One of the easiest ways to work with a body that is struggling with low levels of thyroid active hormones is to drink plenty of water. Hypothyroidism draws water out of your stools, leaving them hard to pass, which in turn causes anxiety and reluctance to go to the toilet. By drinking water each day you avoid becoming constipated or dehydrated. It is not true that if you drink lots of water you will become bloated. On the contrary, you may well have water retention due to thyroid issues and in actual fact you are dehydrated.
For women hair loss can be devastating, but if your thyroid levels drop you may notice significant hair loss. This is often because the adrenal glands are impacted, production of androgen is increased, which can cause hair loss. Hair follicles are dormant not dead in hypothyroidism. Rebalancing hormones will also rebalance thyroid hormones and the hair follicles will kick back into life in time.
Heavier periods can also be caused by low levels of T3 and in combination with an overall feeling of lethargy and lack of confidence, can be difficult to manage, especially if your periods have always been light. Understanding why it is happening can bring initial relief and enough motivation to seek further advice and options for treatment.

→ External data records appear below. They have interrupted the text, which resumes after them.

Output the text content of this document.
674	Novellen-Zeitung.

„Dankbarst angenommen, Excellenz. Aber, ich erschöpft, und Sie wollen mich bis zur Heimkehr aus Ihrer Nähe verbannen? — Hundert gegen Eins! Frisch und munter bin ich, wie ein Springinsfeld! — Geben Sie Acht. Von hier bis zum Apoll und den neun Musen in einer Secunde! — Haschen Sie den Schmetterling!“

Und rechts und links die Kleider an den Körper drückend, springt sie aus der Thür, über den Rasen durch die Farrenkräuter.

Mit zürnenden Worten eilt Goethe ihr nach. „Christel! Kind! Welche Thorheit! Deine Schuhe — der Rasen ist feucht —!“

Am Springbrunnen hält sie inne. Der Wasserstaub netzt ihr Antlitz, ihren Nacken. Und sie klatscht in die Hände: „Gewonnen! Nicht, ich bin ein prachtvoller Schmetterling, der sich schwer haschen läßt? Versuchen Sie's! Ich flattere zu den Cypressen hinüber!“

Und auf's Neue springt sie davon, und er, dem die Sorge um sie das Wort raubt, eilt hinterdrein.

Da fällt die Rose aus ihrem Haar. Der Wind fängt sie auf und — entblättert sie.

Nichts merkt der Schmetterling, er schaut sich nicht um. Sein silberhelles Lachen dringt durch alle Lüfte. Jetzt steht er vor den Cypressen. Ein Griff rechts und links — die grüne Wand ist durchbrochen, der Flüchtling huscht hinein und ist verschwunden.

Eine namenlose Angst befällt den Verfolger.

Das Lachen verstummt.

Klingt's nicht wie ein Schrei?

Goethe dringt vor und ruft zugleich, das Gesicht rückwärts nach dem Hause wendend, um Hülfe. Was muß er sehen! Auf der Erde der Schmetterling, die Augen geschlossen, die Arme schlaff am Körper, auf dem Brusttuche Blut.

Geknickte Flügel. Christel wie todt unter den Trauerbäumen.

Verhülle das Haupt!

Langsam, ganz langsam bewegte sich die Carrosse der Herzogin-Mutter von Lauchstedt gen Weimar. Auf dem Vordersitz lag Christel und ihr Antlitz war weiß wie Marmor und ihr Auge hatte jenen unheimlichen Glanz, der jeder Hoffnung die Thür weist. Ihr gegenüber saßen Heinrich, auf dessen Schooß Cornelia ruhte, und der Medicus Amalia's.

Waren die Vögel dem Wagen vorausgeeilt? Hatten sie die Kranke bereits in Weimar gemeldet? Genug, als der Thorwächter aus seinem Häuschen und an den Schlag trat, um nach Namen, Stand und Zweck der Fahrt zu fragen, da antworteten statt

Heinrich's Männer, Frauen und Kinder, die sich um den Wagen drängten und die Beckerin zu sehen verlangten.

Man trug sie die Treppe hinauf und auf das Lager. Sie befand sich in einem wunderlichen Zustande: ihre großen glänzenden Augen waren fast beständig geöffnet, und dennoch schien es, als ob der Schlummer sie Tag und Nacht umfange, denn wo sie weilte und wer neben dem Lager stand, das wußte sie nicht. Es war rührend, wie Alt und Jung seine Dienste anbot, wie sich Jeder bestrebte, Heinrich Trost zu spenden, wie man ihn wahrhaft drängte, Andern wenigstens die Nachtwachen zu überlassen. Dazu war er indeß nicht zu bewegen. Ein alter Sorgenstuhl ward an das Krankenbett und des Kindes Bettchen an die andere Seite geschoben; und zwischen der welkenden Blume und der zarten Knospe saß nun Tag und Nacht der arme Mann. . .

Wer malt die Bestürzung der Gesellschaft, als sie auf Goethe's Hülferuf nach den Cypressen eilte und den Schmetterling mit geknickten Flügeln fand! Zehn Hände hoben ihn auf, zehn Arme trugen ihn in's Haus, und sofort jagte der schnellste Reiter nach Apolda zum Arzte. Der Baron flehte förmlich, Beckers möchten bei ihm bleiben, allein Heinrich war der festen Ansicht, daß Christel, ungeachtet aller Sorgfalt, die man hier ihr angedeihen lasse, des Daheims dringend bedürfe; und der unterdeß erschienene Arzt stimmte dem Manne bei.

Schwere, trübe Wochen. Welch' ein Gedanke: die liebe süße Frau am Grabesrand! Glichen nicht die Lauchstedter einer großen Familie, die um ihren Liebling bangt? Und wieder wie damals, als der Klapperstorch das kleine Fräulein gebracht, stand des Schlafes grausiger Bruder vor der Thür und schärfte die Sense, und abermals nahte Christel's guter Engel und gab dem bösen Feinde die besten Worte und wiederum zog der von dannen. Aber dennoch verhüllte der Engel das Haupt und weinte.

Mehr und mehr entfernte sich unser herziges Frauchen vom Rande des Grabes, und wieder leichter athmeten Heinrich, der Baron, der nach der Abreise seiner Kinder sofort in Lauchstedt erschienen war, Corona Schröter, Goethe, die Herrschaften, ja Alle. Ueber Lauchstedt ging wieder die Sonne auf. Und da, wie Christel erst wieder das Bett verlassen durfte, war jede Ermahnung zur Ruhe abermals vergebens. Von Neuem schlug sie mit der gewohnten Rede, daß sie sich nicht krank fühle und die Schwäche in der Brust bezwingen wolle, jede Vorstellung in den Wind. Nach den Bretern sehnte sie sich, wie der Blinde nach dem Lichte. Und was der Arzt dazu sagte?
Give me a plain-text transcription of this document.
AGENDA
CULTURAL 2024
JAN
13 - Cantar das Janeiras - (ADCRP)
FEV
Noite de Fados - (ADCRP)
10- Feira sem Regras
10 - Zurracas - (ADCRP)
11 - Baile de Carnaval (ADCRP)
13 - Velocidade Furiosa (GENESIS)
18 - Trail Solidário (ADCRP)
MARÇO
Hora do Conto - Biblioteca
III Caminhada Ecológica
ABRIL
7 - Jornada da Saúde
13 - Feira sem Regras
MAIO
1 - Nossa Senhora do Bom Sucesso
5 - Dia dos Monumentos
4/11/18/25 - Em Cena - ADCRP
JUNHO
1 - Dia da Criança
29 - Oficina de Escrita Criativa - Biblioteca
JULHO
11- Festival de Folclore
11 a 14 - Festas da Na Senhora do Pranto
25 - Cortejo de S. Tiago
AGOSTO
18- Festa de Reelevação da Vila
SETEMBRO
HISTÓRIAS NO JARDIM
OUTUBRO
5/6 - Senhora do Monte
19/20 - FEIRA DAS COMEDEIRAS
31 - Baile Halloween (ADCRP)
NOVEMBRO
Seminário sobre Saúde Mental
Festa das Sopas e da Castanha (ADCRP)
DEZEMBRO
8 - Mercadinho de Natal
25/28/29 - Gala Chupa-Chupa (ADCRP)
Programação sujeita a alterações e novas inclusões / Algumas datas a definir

If you’ve wondered why your nails seem to be growing more slowly, or tend to break more easily, or split, have your T3 levels checked. The thyroid gland is key to cellular turnover and regeneration, so if hormone levels are not in balance your cell health will be affected: nails, hair, skin. Many women notice that the skin on their shins becomes dry and flaky, no matter how much moisturising creams they apply. The skin here is very thin and easily damaged, so becomes increasingly vulnerable as your T3 drop.
Cyrotherapy, which is cold treatment, is great for stimulating the thyroid, as is hot and cold therapy: for example, a sauna followed by a cold water immersion. The thyroid is linked to nearly every function in your body, so it is vital to respond to its hormonal changes whether you are perimenopausal or menopausal because if you can rebalance your thyroid there is every chance that other symptoms will decrease too.